An internal McDonald’s memo labeled “proprietary and confidential” has been circulating, advising employees to get ready for a Wednesday launch of Android Pay — the successor to Google Wallet, and Google’s answer to Apple Pay.
Google officially announced Android Pay this spring, during it’s annual developers conference, saying only that Android Pay would launch with “Android M.”
Android 6.0 Marshmallow is slated for a Q3 2015 release, but because Android Pay won’t be exclusive to Marshmallow, it’s indeed possible that it may launch somewhere this week.
MCD is expecting the payments platform to roll out at just about all of its roughly 14,000 locations in the U.S. The company has been preparing to share Android Pay help resources with its employees, and likely already shipped out POP kits containing window decals promoting the platform, judging from the memo.
However, it’s possible this is a big misunderstanding and that Android Pay may not launch until this fall. The MCD memo already has been wrong once. It said Samsung Pay would launch last Friday. Instead, Samsung chose that dayto kick off its Ultimate Test Drive, a promotion that lets iPhone users try out a Galaxy handset for a month for just a buck.
Come On Over
Whether the Android Pay launch date is Wednesday or still down the road a way, there’s no denying the potential for Google’s mobile payments platform when Android sits atop the market with a share roughly five times fatter than Apple’s iOS.
Still, Google will face the same challenges standing in front of all of the other major providers of mobile wallets,noted Nick Nayfack, director of product for mobile atVantiv.
Customers will have to get used to the idea of leaving their cards in their purses and wallets, and Google will need to outline a clear incentive to encourage consumers to develop the Android Pay habit, he said.
“Ultimately, consumers need an experience that is five to 10 times better than a credit or debit card to transition to mobile payments,” Nayfack told the E-Commerce Times. “Apple and Google are well positioned to offer such experiences, as they own the operating system on the majority of popular mobile devices.”
There’s a need to speed up the checkout process, said Laura Heller, executive editor of FierceMarkets’ portfolio of retail publications.
Both millennials and merchants seem eager to adopt such platforms, she noted.

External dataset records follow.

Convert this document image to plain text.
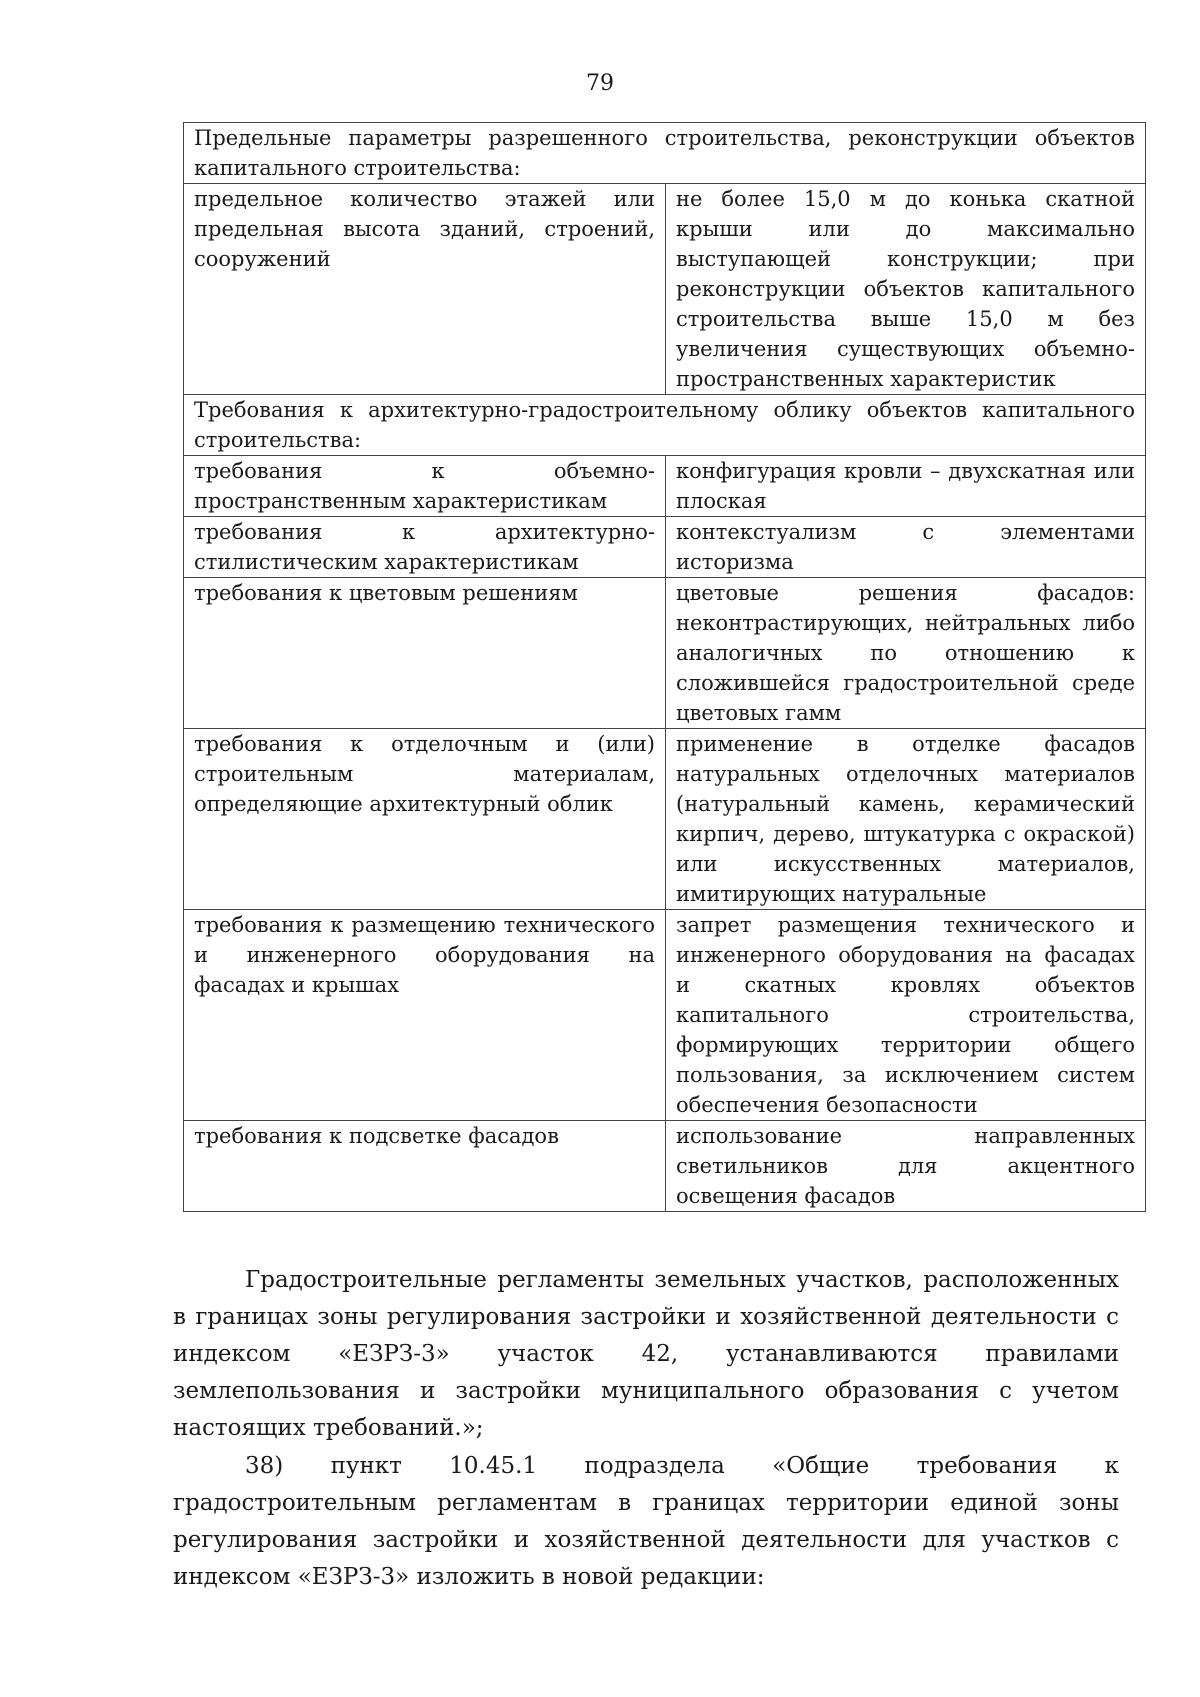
79
Предельные параметры разрешенного строительства, реконструкции объектов капитального строительства:	
предельное количество этажей или предельная высота зданий, строений, сооружений	не более 15,0 м до конька скатной крыши или до максимально выступающей конструкции; при реконструкции объектов капитального строительства выше 15,0 м без увеличения существующих объемно-пространственных характеристик
Требования к архитектурно-градостроительному облику объектов капитального строительства:	
требования к объемно-пространственным характеристикам	конфигурация кровли – двухскатная или плоская
требования к архитектурно-стилистическим характеристикам	контекстуализм с элементами историзма
требования к цветовым решениям	цветовые решения фасадов: неконтрастирующих, нейтральных либо аналогичных по отношению к сложившейся градостроительной среде цветовых гамм
требования к отделочным и (или) строительным материалам, определяющие архитектурный облик	применение в отделке фасадов натуральных отделочных материалов (натуральный камень, керамический кирпич, дерево, штукатурка с окраской) или искусственных материалов, имитирующих натуральные
требования к размещению технического и инженерного оборудования на фасадах и крышах	запрет размещения технического и инженерного оборудования на фасадах и скатных кровлях объектов капитального строительства, формирующих территории общего пользования, за исключением систем обеспечения безопасности
требования к подсветке фасадов	использование направленных светильников для акцентного освещения фасадов

Градостроительные регламенты земельных участков, расположенных в границах зоны регулирования застройки и хозяйственной деятельности с индексом «ЕЗРЗ-3» участок 42, устанавливаются правилами землепользования и застройки муниципального образования с учетом настоящих требований.»;

38) пункт 10.45.1 подраздела «Общие требования к градостроительным регламентам в границах территории единой зоны регулирования застройки и хозяйственной деятельности для участков с индексом «ЕЗРЗ-3» изложить в новой редакции:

“Any solution that helps bring down the costs associated with traditional payments, i.e., swipe fees, is welcome,” Heller told the E-Commerce Times. “That’s why a group of them backed by Walmart have developed CurrentC, which is now in beta.”
Along with cutting down costs on the back end, Google earlier this year announced Hands Free, software that enables Android payers to pay for products at points of sale simply by saying “I want to pay with Google.”

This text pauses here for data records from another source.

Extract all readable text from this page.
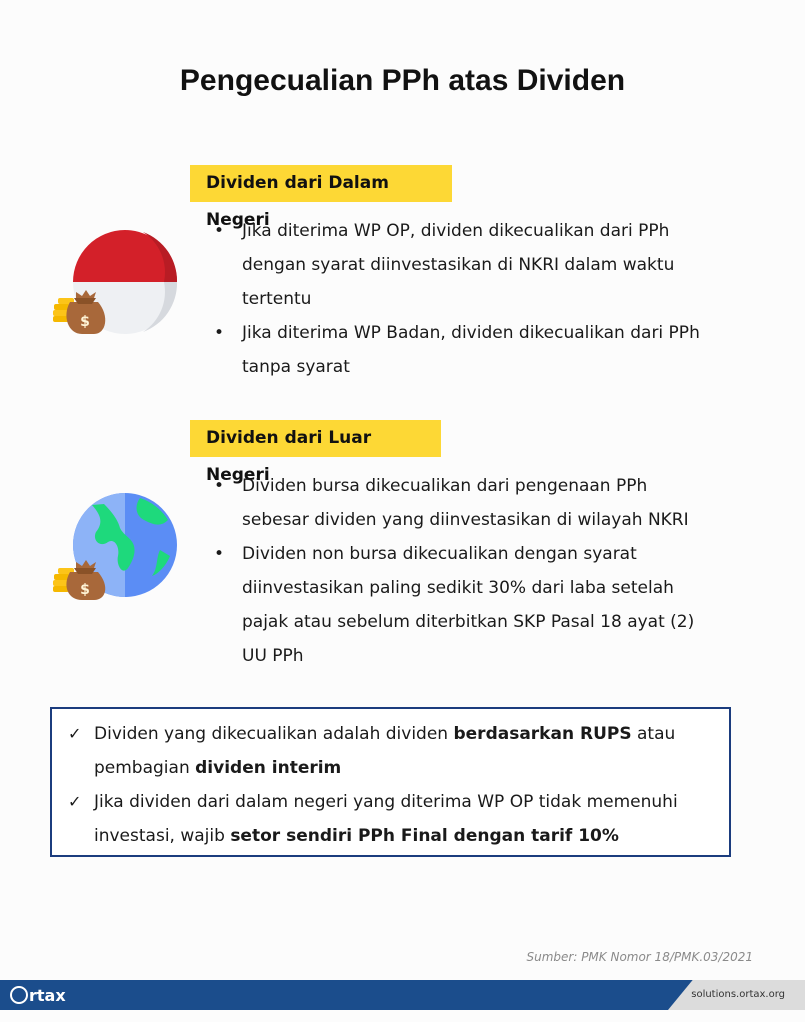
Pengecualian PPh atas Dividen
Dividen dari Dalam Negeri
$
• Jika diterima WP OP, dividen dikecualikan dari PPh
dengan syarat diinvestasikan di NKRI dalam waktu
tertentu
• Jika diterima WP Badan, dividen dikecualikan dari PPh
tanpa syarat
Dividen dari Luar Negeri
$
• Dividen bursa dikecualikan dari pengenaan PPh
sebesar dividen yang diinvestasikan di wilayah NKRI
• Dividen non bursa dikecualikan dengan syarat
diinvestasikan paling sedikit 30% dari laba setelah
pajak atau sebelum diterbitkan SKP Pasal 18 ayat (2)
UU PPh
✓ Dividen yang dikecualikan adalah dividen berdasarkan RUPS atau
pembagian dividen interim
✓ Jika dividen dari dalam negeri yang diterima WP OP tidak memenuhi
investasi, wajib setor sendiri PPh Final dengan tarif 10%
Sumber: PMK Nomor 18/PMK.03/2021
rtax	solutions.ortax.org
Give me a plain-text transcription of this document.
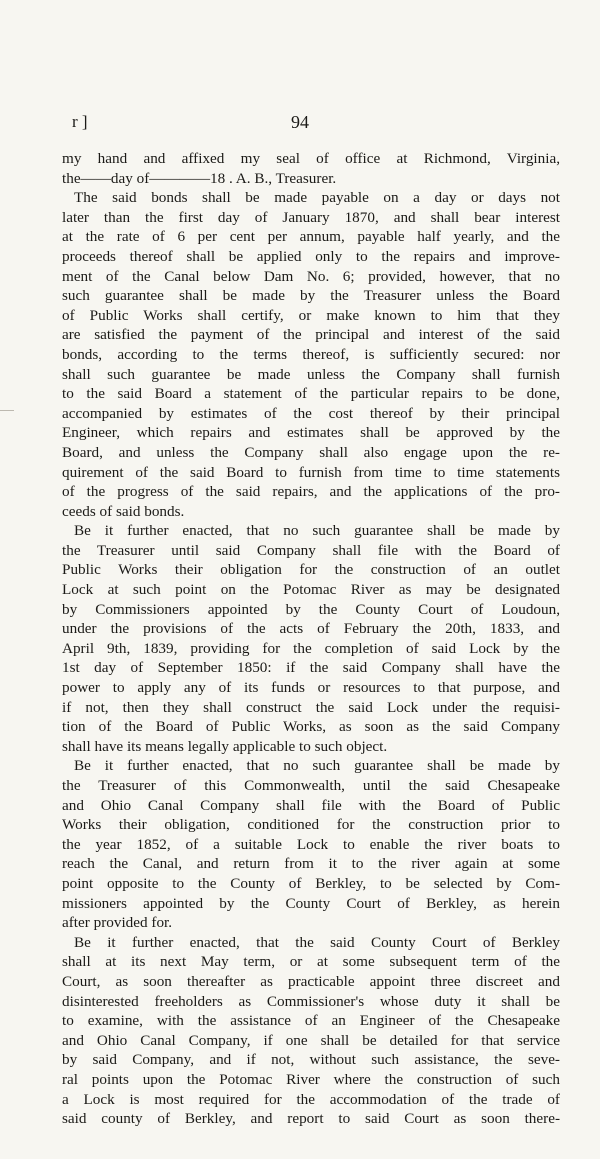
r ]	94
my hand and affixed my seal of office at Richmond, Virginia,
the——day of————18 . A. B., Treasurer.
The said bonds shall be made payable on a day or days not
later than the first day of January 1870, and shall bear interest
at the rate of 6 per cent per annum, payable half yearly, and the
proceeds thereof shall be applied only to the repairs and improve-
ment of the Canal below Dam No. 6; provided, however, that no
such guarantee shall be made by the Treasurer unless the Board
of Public Works shall certify, or make known to him that they
are satisfied the payment of the principal and interest of the said
bonds, according to the terms thereof, is sufficiently secured: nor
shall such guarantee be made unless the Company shall furnish
to the said Board a statement of the particular repairs to be done,
accompanied by estimates of the cost thereof by their principal
Engineer, which repairs and estimates shall be approved by the
Board, and unless the Company shall also engage upon the re-
quirement of the said Board to furnish from time to time statements
of the progress of the said repairs, and the applications of the pro-
ceeds of said bonds.
Be it further enacted, that no such guarantee shall be made by
the Treasurer until said Company shall file with the Board of
Public Works their obligation for the construction of an outlet
Lock at such point on the Potomac River as may be designated
by Commissioners appointed by the County Court of Loudoun,
under the provisions of the acts of February the 20th, 1833, and
April 9th, 1839, providing for the completion of said Lock by the
1st day of September 1850: if the said Company shall have the
power to apply any of its funds or resources to that purpose, and
if not, then they shall construct the said Lock under the requisi-
tion of the Board of Public Works, as soon as the said Company
shall have its means legally applicable to such object.
Be it further enacted, that no such guarantee shall be made by
the Treasurer of this Commonwealth, until the said Chesapeake
and Ohio Canal Company shall file with the Board of Public
Works their obligation, conditioned for the construction prior to
the year 1852, of a suitable Lock to enable the river boats to
reach the Canal, and return from it to the river again at some
point opposite to the County of Berkley, to be selected by Com-
missioners appointed by the County Court of Berkley, as herein
after provided for.
Be it further enacted, that the said County Court of Berkley
shall at its next May term, or at some subsequent term of the
Court, as soon thereafter as practicable appoint three discreet and
disinterested freeholders as Commissioner's whose duty it shall be
to examine, with the assistance of an Engineer of the Chesapeake
and Ohio Canal Company, if one shall be detailed for that service
by said Company, and if not, without such assistance, the seve-
ral points upon the Potomac River where the construction of such
a Lock is most required for the accommodation of the trade of
said county of Berkley, and report to said Court as soon there-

It’s not yet available to the general public, but it’s coming soon to the San Francisco Bay Area, according to Google.
Apple has its fingerprint authentication, Samsung Pay has its ability to mimic magnetic strips, and Google wants to distinguish Android Pay by enabling touchless checkout.

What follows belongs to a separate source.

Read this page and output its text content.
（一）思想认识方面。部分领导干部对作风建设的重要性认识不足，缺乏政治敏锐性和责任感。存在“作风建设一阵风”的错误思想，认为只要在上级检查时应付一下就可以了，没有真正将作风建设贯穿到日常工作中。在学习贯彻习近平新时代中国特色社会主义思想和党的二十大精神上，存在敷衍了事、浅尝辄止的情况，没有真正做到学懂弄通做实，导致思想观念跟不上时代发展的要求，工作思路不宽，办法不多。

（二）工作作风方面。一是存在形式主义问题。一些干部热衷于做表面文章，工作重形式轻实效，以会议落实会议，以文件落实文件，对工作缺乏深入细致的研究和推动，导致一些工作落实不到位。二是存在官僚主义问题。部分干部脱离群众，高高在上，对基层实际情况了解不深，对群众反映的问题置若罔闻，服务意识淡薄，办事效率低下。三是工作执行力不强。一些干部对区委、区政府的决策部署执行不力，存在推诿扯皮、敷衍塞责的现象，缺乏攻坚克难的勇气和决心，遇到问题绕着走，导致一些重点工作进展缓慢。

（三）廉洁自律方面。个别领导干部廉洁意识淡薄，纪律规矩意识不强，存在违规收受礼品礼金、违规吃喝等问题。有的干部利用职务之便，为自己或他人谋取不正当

Still, “like any other new consumer technology, [Android Pay] won’t take off until it’s universally available, simple to use, and works in tandem with the payment solutions shoppers are used to,” Heller said.
Samsung’s and Android’s new solutions will go a long way toward getting us there, she suggested.
No Really, Come On Over
Along with merchant and consumer acceptance, Google will have to work out platform integration and interoperability, observed Kevin Grieve, a partner in Strategy&’s financial services practice.
Android Pay will offer much more backward-compatibility than Samsung and Apple, which could make fraud a tad more of a concern.
Also, integration with merchants’ systems and with marketing platforms results in the creation of a vast number of back doors in Android Pay — and threats could be lurking near them.
“Despite the industry momentum behind mobile pay and its ability to shed the magnetic stripe data coveted by cybercriminals, most retailers are not necessarily ready to deploy the payment terminals and other infrastructure needed to support the service,” Grieve told the E-Commerce Times.
Consumers would be completely blameless if they opted to hold off on mobile payment platforms, because the threat of fraud is serious enough to do so, cautioned Bill Zielke, chief marketing officer at Forter.
However, consumers want more mobility, he pointed out, so e-tailers must ensure that their fraud prevention tools are optimized for mobile and build with consumers in mind.
That means “ensuring fraud decisions are instant, invisible and very accurate, regardless of the preferred shopping channel,” Zielke said. “For e-commerce, every dollar lost to fraud costs a retailer (US)$3.08. Phone orders almost double as much fraud as e-commerce.”
For all of the money lost through fraudulent activity, the mobile commerce sector is just too lucrative to ignore.
“Mobile commerce will soon represent a third of U.S. e-commerce,” Zielke said. “The easier and more ubiquitous it becomes, the more consumers will rely on it — and with the huge numbers of people who live with an Android phone in their pocket, it’s safe to assume Android will help towards ubiquity.”